Now for a bit of geography - We are only 5 km from the transmitter in a straight line, however there is a huge block of granite (extinct volcano) inbetween so we generally have to bounce the signal of a nearby mountain. The antenna is underneath the veranda, so is somewhat wind protected.
Because of bouncing the signal, I would expect the frequency to change somwhat, but I think that the signal should be consistantly on one side of the main frequency or the other, not oscillating. DOes anyone have any ideas?
Thank you for any posts.
06-08-2001, 06:08 AM
You haven't mentioned what type of receiver you are using. In your position, I would supect the receiver more than the transmitter. Normal home receivers are not reliable as a frequency standard. The oscillators can wander, and generally do. If you have one with a mechanical dial, then temperature and humidity variations can change the tuning components enough that the mechanical scale is incorrect. On receivers with a digital indicator, there are several possibilities. One is that the tuning knob directly controls the receiver frequency and the display is driven by a frequency counter. In this case, temperature changes can cause the counter to be inaccurate. The other possibility is that the display is driven by a digital controller that also generates a control voltage for the oscillator. In this case, the controller shows the frequency and for some reason (heat, humidity, etc,) the oscillator doesn't hit the correct frequency, so that you have to tell the controller to generate a different frequency in order for the oscillator to hit the right one. The final possibility is that you have a PLL controlled receiver, and the reference oscillator frequency is not stable (again, heat or maybe vibration.)

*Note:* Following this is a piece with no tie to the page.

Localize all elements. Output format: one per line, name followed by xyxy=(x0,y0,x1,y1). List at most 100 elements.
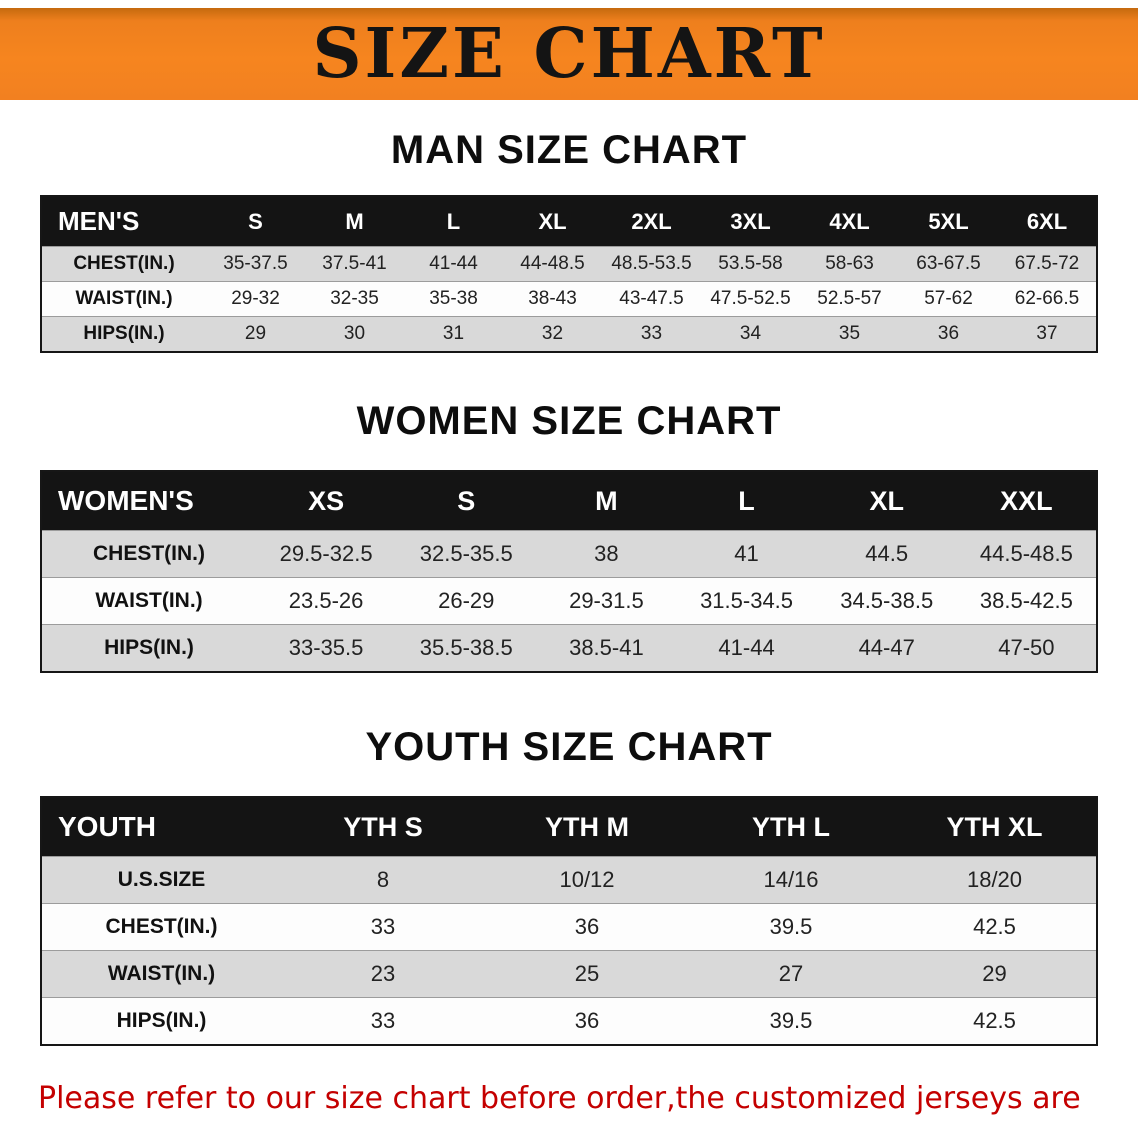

Forget about the reflection causing the frequency changes. That requires either a moving source or a moving reflector, or a moving receiver. Broadcast antennas are normally pretty stable, and I can't see your mountain moving (or vibrating) to such an extreme that it could change the frequency as much as you indicated. You may also have noticed that when driving your car you don't have to retune your radio when you stop or when you speed up again.
BTW: This is how police radar guns work - they shoot radio waves at you and measure the frequency change of the reflected signal. The change is so small that they have to use some very sophisticated methods to measure it. The frequency changes you give would equate to very high speeds indeed. Thousands of miles an hour or more, I would think. My physics books are at home (posting from work) so I don't have the doppeler equations handy to figure it.
06-10-2001, 01:33 AM
Thanks for that Mort Furd,
I know that it is this particular reciever. We have several radios in the house, and it is only the most expensive and dedicated one that this happens to. It also has the largest antenna. Our house is climate controlled (or at least in winter like now) and so that mainly leaves the humidity affecting the circuits. It is a digital reciever and tuner with heaps of options (most of which I don't use).
So again, thanks. The reason I was asking if was the radio frequencies was because this is the most sophisticated radio we have and we can tune it to a much higher degree, so maybe the other radios aren't as sensitive. Also, it only seems to happen to the one station.
06-10-2001, 02:10 AM
The effect of speed is so slight in this situation thatit wouldn't be a problem. I would think it the fault of the feed line u are using. If u have a semi expensive setup, check the coax cable leading out, that can cause some strange problems.